Friday, April 04, 2003



Syrian maneuvers
A report in Kuwait's daily Al-Rai al-Aam on Wednesday, citing American sources, says U.S. Special Forces blew up part of the Syrian-Iraqi pipeline (between Kirkuk and Banyas), which the two countries had used to illegally transport Iraqi oil to Syria outside the oil-for-food program. The way the system worked was that Iraq would sell the oil at below-market rates to Syria, which would then use it for domestic consumption, releasing its own oil for export (obviously at market rates): this earned Syria a hefty subsidy factor estimated at some $1bn per year.

The report also said that part of the rail link between Iraq and Syria was destroyed--the line had linked Syria to Iran as well, bringing thousands of Iranian pilgrims to Shiite shrines in Damascus.

The U.S. sources told the paper that this signaled the beginning of a political campaign against Syria, after Defense Secretary Donald Rumsfeld last week accused Syria of supplying Iraq with military equipment (a charge repeated yesterday). There are some questions as to whether Syria acted as a transit point for Russian weapons, something I haven't been able to establish. The Kuwaiti story also noted that U.S. assistant secretary of state for the Middle East, William Burns, visited Damascus a few days ago and presented officials there with "firm evidence" of Rumsfeld's charge.
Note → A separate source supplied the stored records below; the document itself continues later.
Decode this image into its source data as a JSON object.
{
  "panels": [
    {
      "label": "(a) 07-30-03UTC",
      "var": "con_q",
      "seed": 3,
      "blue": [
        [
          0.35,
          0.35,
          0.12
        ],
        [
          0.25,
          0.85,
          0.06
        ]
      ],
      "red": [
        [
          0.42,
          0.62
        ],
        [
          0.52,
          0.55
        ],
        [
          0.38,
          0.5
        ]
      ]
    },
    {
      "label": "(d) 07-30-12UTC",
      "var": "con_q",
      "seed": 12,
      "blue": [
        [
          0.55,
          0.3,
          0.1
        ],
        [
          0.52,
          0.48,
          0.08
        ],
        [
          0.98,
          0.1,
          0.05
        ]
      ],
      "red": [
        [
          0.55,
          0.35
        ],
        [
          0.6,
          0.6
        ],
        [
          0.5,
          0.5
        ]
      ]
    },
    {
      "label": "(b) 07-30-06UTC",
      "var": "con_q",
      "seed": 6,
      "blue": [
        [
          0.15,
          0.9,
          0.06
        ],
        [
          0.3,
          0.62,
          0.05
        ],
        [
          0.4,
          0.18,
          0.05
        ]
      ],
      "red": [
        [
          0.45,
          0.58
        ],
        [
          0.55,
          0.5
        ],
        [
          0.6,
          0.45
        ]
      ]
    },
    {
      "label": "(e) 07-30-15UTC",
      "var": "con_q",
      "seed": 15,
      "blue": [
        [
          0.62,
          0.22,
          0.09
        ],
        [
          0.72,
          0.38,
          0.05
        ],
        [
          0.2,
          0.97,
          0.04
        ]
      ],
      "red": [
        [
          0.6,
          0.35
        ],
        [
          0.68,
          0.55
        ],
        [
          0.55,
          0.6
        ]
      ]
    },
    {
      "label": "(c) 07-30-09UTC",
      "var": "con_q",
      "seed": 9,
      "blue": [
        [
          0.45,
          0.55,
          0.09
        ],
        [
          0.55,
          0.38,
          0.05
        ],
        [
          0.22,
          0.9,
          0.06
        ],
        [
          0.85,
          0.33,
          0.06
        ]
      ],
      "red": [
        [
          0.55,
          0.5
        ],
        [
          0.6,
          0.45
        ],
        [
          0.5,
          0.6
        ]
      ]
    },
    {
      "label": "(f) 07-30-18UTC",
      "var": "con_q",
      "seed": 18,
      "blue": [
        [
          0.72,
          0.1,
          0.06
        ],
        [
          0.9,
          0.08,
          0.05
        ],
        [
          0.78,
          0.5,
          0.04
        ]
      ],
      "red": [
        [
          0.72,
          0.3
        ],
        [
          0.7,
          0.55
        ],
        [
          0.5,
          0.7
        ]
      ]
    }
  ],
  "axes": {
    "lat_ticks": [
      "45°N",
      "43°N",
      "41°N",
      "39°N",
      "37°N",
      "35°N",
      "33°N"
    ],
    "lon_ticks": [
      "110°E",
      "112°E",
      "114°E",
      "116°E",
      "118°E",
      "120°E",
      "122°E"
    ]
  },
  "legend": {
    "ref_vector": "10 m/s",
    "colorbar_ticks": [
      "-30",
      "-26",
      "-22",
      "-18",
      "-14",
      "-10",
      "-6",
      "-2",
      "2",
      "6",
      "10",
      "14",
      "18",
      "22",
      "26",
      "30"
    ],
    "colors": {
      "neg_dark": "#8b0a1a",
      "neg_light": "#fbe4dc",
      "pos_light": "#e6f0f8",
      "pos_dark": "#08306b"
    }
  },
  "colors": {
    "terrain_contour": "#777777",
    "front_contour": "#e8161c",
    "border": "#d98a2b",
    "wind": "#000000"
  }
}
Everything, however, is in the symbolism: the cutoffs were a warning that a postwar Iraq will not look kindly on Syria if it continues to support Saddam--a sanction with an obvious economic cost.

Al-Rai al-Aam also had another very interesting news item yesterday suggesting that the Sharif Ali, the Hashemite pretender to the Iraqi throne and leader of the Constitutional Monarchy movement, secretly visited Damascus for 24 hours last February "in response to a formal invitation. He met officials at the highest level", which means he saw Syrian president Bashar Asad. His visit was supposedly (a) to prepare for the Sharif's transit (and short residence) through Syria before his return to Iraq, (b) to see about Syrian help in setting up meetings with Iraqi tribal chiefs, (c) to see about Syria's facilitating the operations of the Constitutional Monarchists in Syria, and (d) helping them enter Iraq, by way of Mosul.

Many interesting items here: first, it shows that Asad is maneuvering for a place in postwar Iraq, something already obvious late last year when he met with the two Iraqi Kurdish leaders Massoud Barzani and Jalal Talabani; it also means that, despite the rhetoric, the Syrians are pragmatically dealing with Saddam's possible successors; it means also that whatever the talk of a fundamental rift between the U.S. and Syria, both countries can actually agree on aspects of postwar policy, since the U.S. is not at all hostile to the Sharif, quite the contrary.

And it means that a republican Baathist regime has no basic problem with assisting in the return of an Arab monarchy. That's not only a useful statement on the value of ideology in the Middle East, but perhaps recognition by Asad that he, too, is a republican monarch.